Да, сына перевели в тот же вечер в другую камеру, но ровно через час обратно вернули в камеру к чеченцам. Потом я еще писала начальнику. Потом они перевели сына в другую камеру, все слава богу. Я получила письмо начальника изолятора, что угрозы жизни нет. Но потом опять стали звонить и требовать уже большие суммы.
Там очень странные вещи в этом изоляторе. Когда я потом пошла на встречу с сыном, я не могла его узнать. Я говорю: «С тобой что-то делают?» Он говорит: «Меня несколько раз вниз вывозили». Я говорю: «Как они могут открыть камеру, эти заключенные?» Он же сидит в камере. Эта камера, как я понимаю, закрыта. И те, кто сидит, они не могут просто так выйти. Значит, кто-то открывает эту дверь, трое чеченцев моего сына выводят и что хотят с ним делают? Простите, разве это не есть угроза жизни?

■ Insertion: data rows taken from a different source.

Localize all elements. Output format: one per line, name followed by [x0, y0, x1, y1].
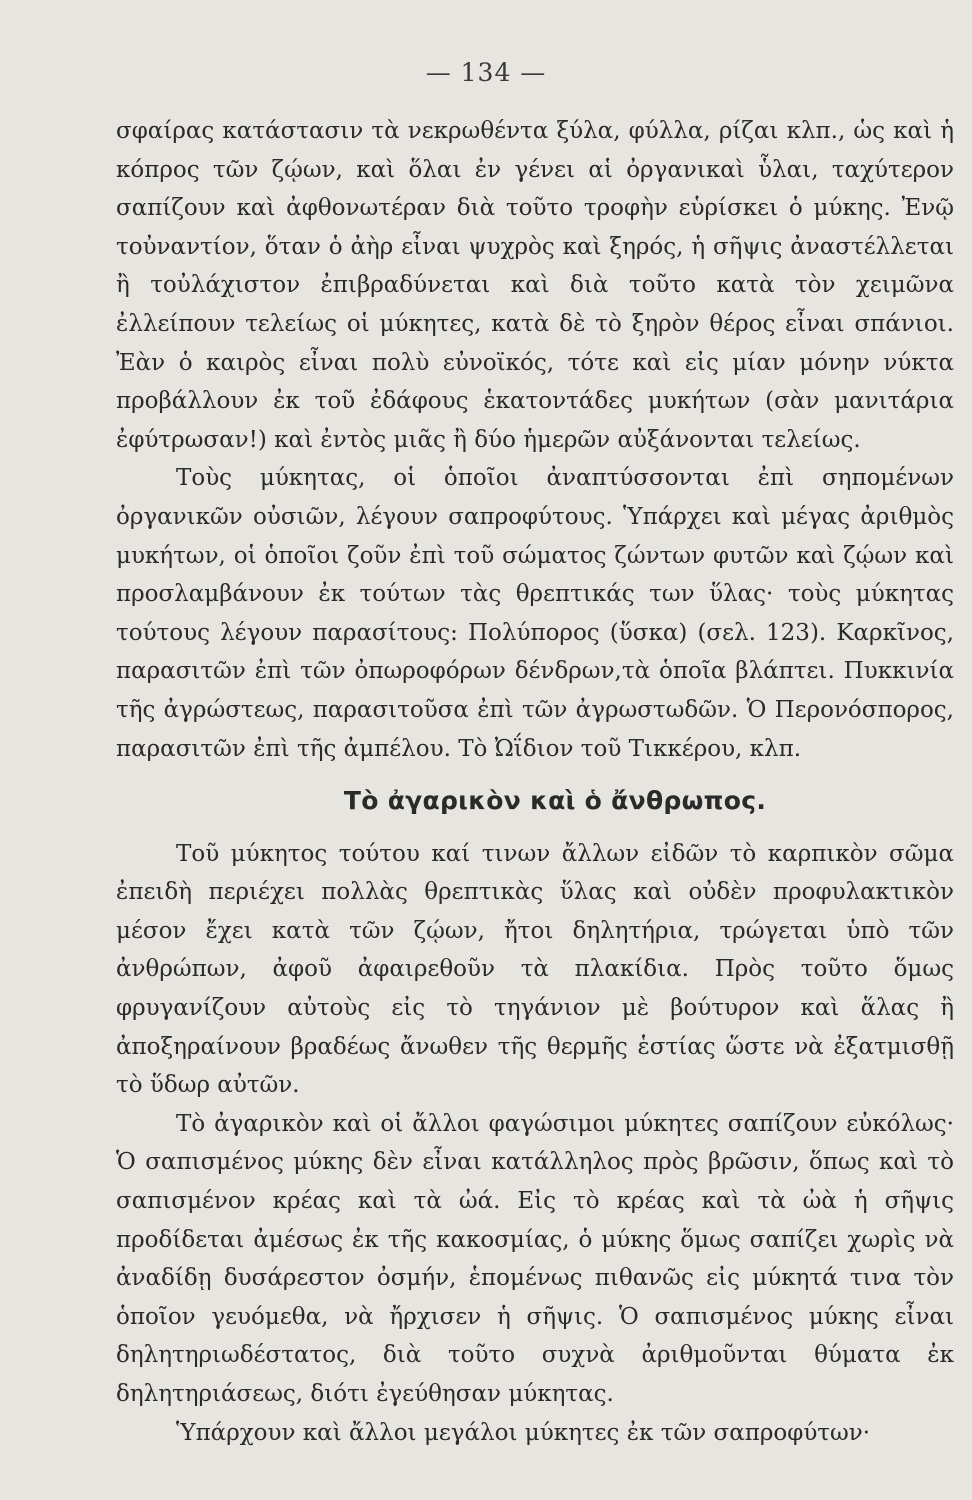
paragraph-parasites: Τοὺς μύκητας, οἱ ὁποῖοι ἀναπτύσσονται ἐπὶ σηπομένων ὀργανικῶν οὐσιῶν, λέγουν σαπροφύτους. Ὑπάρχει καὶ μέγας ἀριθμὸς μυκήτων, οἱ ὁποῖοι ζοῦν ἐπὶ τοῦ σώματος ζώντων φυτῶν καὶ ζῴων καὶ προσλαμβάνουν ἐκ τούτων τὰς θρεπτικάς των ὕλας· τοὺς μύκητας τούτους λέγουν παρασίτους: Πολύπορος (ὕσκα) (σελ. 123). Καρκῖνος, παρασιτῶν ἐπὶ τῶν ὀπωροφόρων δένδρων,τὰ ὁποῖα βλάπτει. Πυκκινία τῆς ἀγρώστεως, παρασιτοῦσα ἐπὶ τῶν ἀγρωστωδῶν. Ὁ Περονόσπορος, παρασιτῶν ἐπὶ τῆς ἀμπέλου. Τὸ Ὠΐδιον τοῦ Τικκέρου, κλπ. [116, 465, 954, 762]
paragraph-continuation: σφαίρας κατάστασιν τὰ νεκρωθέντα ξύλα, φύλλα, ρίζαι κλπ., ὡς καὶ ἡ κόπρος τῶν ζῴων, καὶ ὅλαι ἐν γένει αἱ ὀργανικαὶ ὗλαι, ταχύτερον σαπίζουν καὶ ἀφθονωτέραν διὰ τοῦτο τροφὴν εὑρίσκει ὁ μύκης. Ἐνῷ τοὐναντίον, ὅταν ὁ ἀὴρ εἶναι ψυχρὸς καὶ ξηρός, ἡ σῆψις ἀναστέλλεται ἢ τοὐλάχιστον ἐπιβραδύνεται καὶ διὰ τοῦτο κατὰ τὸν χειμῶνα ἐλλείπουν τελείως οἱ μύκητες, κατὰ δὲ τὸ ξηρὸν θέρος εἶναι σπάνιοι. Ἐὰν ὁ καιρὸς εἶναι πολὺ εὐνοϊκός, τότε καὶ εἰς μίαν μόνην νύκτα προβάλλουν ἐκ τοῦ ἐδάφους ἑκατοντάδες μυκήτων (σὰν μανιτάρια ἐφύτρωσαν!) καὶ ἐντὸς μιᾶς ἢ δύο ἡμερῶν αὐξάνονται τελείως. [116, 118, 954, 453]
paragraph-saprophytes: Ὑπάρχουν καὶ ἄλλοι μεγάλοι μύκητες ἐκ τῶν σαπροφύτων· [176, 1419, 871, 1446]
paragraph-rotting: Τὸ ἀγαρικὸν καὶ οἱ ἄλλοι φαγώσιμοι μύκητες σαπίζουν εὐκόλως· Ὁ σαπισμένος μύκης δὲν εἶναι κατάλληλος πρὸς βρῶσιν, ὅπως καὶ τὸ σαπισμένον κρέας καὶ τὰ ὠά. Εἰς τὸ κρέας καὶ τὰ ὠὰ ἡ σῆψις προδίδεται ἀμέσως ἐκ τῆς κακοσμίας, ὁ μύκης ὅμως σαπίζει χωρὶς νὰ ἀναδίδῃ δυσάρεστον ὀσμήν, ἑπομένως πιθανῶς εἰς μύκητά τινα τὸν ὁποῖον γευόμεθα, νὰ ἤρχισεν ἡ σῆψις. Ὁ σαπισμένος μύκης εἶναι δηλητηριωδέστατος, διὰ τοῦτο συχνὰ ἀριθμοῦνται θύματα ἐκ δηλητηριάσεως, διότι ἐγεύθησαν μύκητας. [116, 1110, 954, 1407]
page-number: — 134 — [425, 58, 547, 87]
paragraph-edible: Τοῦ μύκητος τούτου καί τινων ἄλλων εἰδῶν τὸ καρπικὸν σῶμα ἐπειδὴ περιέχει πολλὰς θρεπτικὰς ὕλας καὶ οὐδὲν προφυλακτικὸν μέσον ἔχει κατὰ τῶν ζῴων, ἤτοι δηλητήρια, τρώγεται ὑπὸ τῶν ἀνθρώπων, ἀφοῦ ἀφαιρεθοῦν τὰ πλακίδια. Πρὸς τοῦτο ὅμως φρυγανίζουν αὐτοὺς εἰς τὸ τηγάνιον μὲ βούτυρον καὶ ἅλας ἢ ἀποξηραίνουν βραδέως ἄνωθεν τῆς θερμῆς ἑστίας ὥστε νὰ ἐξατμισθῇ τὸ ὕδωρ αὐτῶν. [116, 840, 954, 1099]
section-heading: Τὸ ἀγαρικὸν καὶ ὁ ἄνθρωπος. [343, 786, 767, 816]
page-body [116, 112, 954, 1452]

P.S. Несмотря на публикации в СМИ и обращения членов ОНК Москвы к руководителям ФСИН РФ и УФСИН по Москве по фактам вымогательства денег у заключенных в СИЗО-4, смотрящий изолятора Женя Рожок (Евгений Леонидович Рожков, обвиняемый в бандитизме, разбойных нападениях, угонах, действиях, связанных с незаконным обращением огнестрельного оружия и боеприпасов, совершенных при отягчающих обстоятельствах, а также в убийстве при отягчающих обстоятельствах), по имеющейся у членов ОНК Москвы информации, продолжает вымогать крупные суммы денег у заключенных изолятора.
P.P.S. 12 января 2016 года редакция «Новой газеты» на основании Закона о СМИ направила начальнику УФСИН России по г. Москве генерал-майору внутренней службы Игорю Клименову следующие вопросы:
Имеют ли место случаи вымогательства денег, а также движимого и недвижимого имущества у заключенных СИЗО Москвы со стороны сотрудников УФСИН России по Москве? Если такие случаи были, то когда и какое наказание понесли сотрудники УФСИН России по Москве?
Имеются ли случаи вымогательства денег, а также движимого и недвижимого имущества у заключенных СИЗО Москвы со стороны других заключенных, находящихся в московских СИЗО? Если такие случаи имели место, то когда и какое наказание понесли вымогатели?
Какие мероприятия проводит УФСИН России по Москве по предотвращению возможных действий сотрудников и заключенных по вымогательству денег, а также движимого и недвижимого имущества у заключенных, находящихся в СИЗО Москвы?
Ответов на поставленные вопросы перед начальником УФСИН России по Москве генерал-майором Клименовым в установленный законом срок редакция не получила.